26. The proposition that performance of the services pursuant to the audit engagement is limited to the transmission of an audit letter was not raised at first instance and is, with respect, untenable. The audit letter is simply the culmination of the process of audit, which is the essential service to be provided pursuant to the engagement.
27. The proposition that a contract will only be “supposed” to be performed within DIFC if there is a contractual requirement to that effect places a constraint upon the language of the Article which is not justified by its terms. The contract required KPMG LG to audit AIML. AIML was based in the DIFC. For the reasons given in my earlier decision, the parties must be taken to have supposed that at least some of the audit services would be performed within DIFC.
28. For the reasons given in the earlier decision, the evidence clearly establishes that the relevant agreements were partly concluded in the DIFC, and the audit services provided pursuant to the agreements were provided party within the DIFC, as the parties contemplated.
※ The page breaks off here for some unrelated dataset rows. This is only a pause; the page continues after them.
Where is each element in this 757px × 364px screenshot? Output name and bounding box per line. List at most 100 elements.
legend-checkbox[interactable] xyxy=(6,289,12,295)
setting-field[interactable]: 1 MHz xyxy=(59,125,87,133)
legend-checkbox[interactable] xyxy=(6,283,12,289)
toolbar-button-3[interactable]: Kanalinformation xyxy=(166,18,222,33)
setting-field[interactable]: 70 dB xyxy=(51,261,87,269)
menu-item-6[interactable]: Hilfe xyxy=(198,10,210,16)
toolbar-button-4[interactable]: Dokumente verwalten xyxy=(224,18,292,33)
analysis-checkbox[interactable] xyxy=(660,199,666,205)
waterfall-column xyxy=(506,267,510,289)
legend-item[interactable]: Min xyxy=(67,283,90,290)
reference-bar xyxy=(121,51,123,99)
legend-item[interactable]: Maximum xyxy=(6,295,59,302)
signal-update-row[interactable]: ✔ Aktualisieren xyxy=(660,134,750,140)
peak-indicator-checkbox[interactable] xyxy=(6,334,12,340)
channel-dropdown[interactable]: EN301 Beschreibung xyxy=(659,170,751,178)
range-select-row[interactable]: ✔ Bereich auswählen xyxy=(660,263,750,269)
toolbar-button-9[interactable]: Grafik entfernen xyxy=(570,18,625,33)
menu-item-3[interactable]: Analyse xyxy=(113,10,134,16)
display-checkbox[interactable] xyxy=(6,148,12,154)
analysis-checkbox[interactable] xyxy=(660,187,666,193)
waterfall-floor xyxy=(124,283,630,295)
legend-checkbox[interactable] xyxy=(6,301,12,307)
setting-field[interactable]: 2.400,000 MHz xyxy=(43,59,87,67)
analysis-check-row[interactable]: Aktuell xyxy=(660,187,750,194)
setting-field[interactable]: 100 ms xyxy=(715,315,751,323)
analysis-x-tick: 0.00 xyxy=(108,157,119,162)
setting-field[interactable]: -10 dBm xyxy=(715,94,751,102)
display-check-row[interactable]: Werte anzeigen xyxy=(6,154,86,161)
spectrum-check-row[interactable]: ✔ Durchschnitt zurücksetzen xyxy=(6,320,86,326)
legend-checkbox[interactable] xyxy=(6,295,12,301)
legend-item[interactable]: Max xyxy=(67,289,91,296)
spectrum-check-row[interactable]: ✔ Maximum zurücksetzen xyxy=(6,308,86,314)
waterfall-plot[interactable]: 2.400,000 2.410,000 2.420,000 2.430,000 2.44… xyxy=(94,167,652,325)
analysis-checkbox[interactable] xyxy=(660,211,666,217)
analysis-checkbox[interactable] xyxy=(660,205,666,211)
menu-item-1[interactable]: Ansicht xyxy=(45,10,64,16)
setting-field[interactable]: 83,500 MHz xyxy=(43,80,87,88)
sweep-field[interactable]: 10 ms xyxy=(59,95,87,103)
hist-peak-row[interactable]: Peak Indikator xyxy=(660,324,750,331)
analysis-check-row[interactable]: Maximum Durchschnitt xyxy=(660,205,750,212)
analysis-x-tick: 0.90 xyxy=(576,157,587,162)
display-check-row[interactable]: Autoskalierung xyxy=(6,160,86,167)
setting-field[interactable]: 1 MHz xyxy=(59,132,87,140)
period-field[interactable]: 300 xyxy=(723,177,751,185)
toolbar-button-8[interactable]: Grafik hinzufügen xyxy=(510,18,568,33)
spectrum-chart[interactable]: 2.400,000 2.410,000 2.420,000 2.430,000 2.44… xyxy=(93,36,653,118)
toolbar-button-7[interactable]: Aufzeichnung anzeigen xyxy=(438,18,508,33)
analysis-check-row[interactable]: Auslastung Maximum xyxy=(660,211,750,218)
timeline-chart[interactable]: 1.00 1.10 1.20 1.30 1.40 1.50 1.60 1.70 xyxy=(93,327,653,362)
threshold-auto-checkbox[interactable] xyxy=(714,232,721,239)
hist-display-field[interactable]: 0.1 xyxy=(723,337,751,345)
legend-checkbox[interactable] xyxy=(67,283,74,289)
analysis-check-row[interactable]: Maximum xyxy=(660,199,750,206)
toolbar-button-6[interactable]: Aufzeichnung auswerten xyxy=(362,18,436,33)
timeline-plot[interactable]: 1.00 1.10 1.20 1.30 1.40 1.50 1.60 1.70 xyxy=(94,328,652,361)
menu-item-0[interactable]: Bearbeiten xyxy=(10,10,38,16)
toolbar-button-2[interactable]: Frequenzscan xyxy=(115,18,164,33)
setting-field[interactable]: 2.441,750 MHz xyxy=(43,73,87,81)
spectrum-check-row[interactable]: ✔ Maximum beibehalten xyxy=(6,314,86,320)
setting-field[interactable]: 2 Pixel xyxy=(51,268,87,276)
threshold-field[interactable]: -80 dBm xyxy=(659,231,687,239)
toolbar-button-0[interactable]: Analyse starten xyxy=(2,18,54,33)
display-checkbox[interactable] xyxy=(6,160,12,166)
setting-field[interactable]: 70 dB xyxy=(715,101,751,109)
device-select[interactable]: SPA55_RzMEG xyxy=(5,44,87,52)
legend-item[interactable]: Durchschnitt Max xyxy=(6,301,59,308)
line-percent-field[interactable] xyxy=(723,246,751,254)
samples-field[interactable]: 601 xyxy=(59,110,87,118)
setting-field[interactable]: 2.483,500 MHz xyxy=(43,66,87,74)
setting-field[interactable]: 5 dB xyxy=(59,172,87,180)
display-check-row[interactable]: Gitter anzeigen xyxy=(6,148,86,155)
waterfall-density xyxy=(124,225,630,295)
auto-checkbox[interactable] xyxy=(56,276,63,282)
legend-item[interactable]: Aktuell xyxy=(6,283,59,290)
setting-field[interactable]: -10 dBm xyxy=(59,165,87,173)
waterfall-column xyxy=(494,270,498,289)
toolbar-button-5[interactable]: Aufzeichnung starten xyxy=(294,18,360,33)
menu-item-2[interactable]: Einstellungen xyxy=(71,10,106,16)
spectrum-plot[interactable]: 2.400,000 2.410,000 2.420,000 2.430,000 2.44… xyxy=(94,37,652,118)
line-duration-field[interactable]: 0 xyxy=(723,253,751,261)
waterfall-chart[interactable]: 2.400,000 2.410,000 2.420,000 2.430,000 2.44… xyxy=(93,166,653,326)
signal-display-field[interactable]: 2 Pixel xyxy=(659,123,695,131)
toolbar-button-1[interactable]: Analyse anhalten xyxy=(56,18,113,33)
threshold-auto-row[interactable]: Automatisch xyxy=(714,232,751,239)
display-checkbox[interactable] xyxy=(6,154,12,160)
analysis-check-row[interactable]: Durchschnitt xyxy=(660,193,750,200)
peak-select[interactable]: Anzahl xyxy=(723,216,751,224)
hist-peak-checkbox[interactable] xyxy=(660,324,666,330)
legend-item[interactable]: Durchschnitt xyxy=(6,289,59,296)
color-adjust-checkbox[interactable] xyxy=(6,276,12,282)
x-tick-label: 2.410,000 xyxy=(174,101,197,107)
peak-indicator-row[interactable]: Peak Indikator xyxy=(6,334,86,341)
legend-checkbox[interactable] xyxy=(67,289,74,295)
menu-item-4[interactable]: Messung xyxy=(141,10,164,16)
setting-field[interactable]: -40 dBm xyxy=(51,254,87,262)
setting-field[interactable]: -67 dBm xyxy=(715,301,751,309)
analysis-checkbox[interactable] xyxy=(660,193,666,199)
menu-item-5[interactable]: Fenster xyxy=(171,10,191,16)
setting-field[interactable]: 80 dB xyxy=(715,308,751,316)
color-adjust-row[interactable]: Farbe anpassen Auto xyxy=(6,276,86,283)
29. Ground 3 has no real prospect of success.
Ground 4
30. Ground 4 challenges the conclusion that the Court has jurisdiction under Article 5(A)(1)(c) of the JAL which confers jurisdiction upon the Court to hear claims arising out of or relating to any incident or transaction which has been wholly or partly performed within DIFC.
31. KPMG LG relies upon the arguments advanced in support of ground 3 to support ground 4.6 However, those grounds, which depend upon propositions relating to the conclusion of contracts, the essential nature of the service to be provided under the contract, and the particular terms of the contractual provisions have no corresponding application to the jurisdiction conferred upon the Court under Article 5(A)(1)(c). That jurisdiction depends, as a matter of fact upon whether a transaction has been wholly or partly performed within DIFC irrespective of the precise terms of the contract relating to the transaction.
32. As noted, KPMG LG does not challenge the findings of fact, which were to the effect that KPMG LG provided audit services to AIML within the DIFC.
33. For these reasons, I do not consider that ground 4 has any real prospect of success.
Ground 5
34. Ground 5 challenges the conclusion that the Court has jurisdiction pursuant to the pathway identified in Nest Investment Holdings Lebanon S.A.L v Deloitte & Touche (m.e.),7 through the combined operation of Article 5(A)(1)(e) and RDC 20.7. KPMG LG contends that while RDC 20.7 authorises the joinder of a party to an existing claim if the conditions of the Rule are satisfied, it does not authorise the joinder of another discrete claim between parties other than the parties to the existing proceedings.
35. I consider that there is some force in this argument, which would have a real prospect of success. However, as already noted, success on this ground alone would not result in the appeal being upheld, unless grounds 3 and 4 were also upheld. As I have concluded that neither of those grounds has any real prospect of success, it follows that my conclusion that this ground has a real prospect of success does not sustain the grant of permission to appeal.
Summary and Conclusion
36. For the reasons given, I have concluded that only one of the five grounds of appeal has any real prospect of success. As the success of that ground alone would not result in the success of the appeal, it follows that KPMG LG has failed to establish a real prospect of success in the appeal, and the Application for Permission to appeal must be refused.
Costs
37. There is no reason why costs should not follow the event. KPMG LG should pay AIML’s costs of the Application for Permission to appeal to be assessed by the Registrar of the Court unless agreed.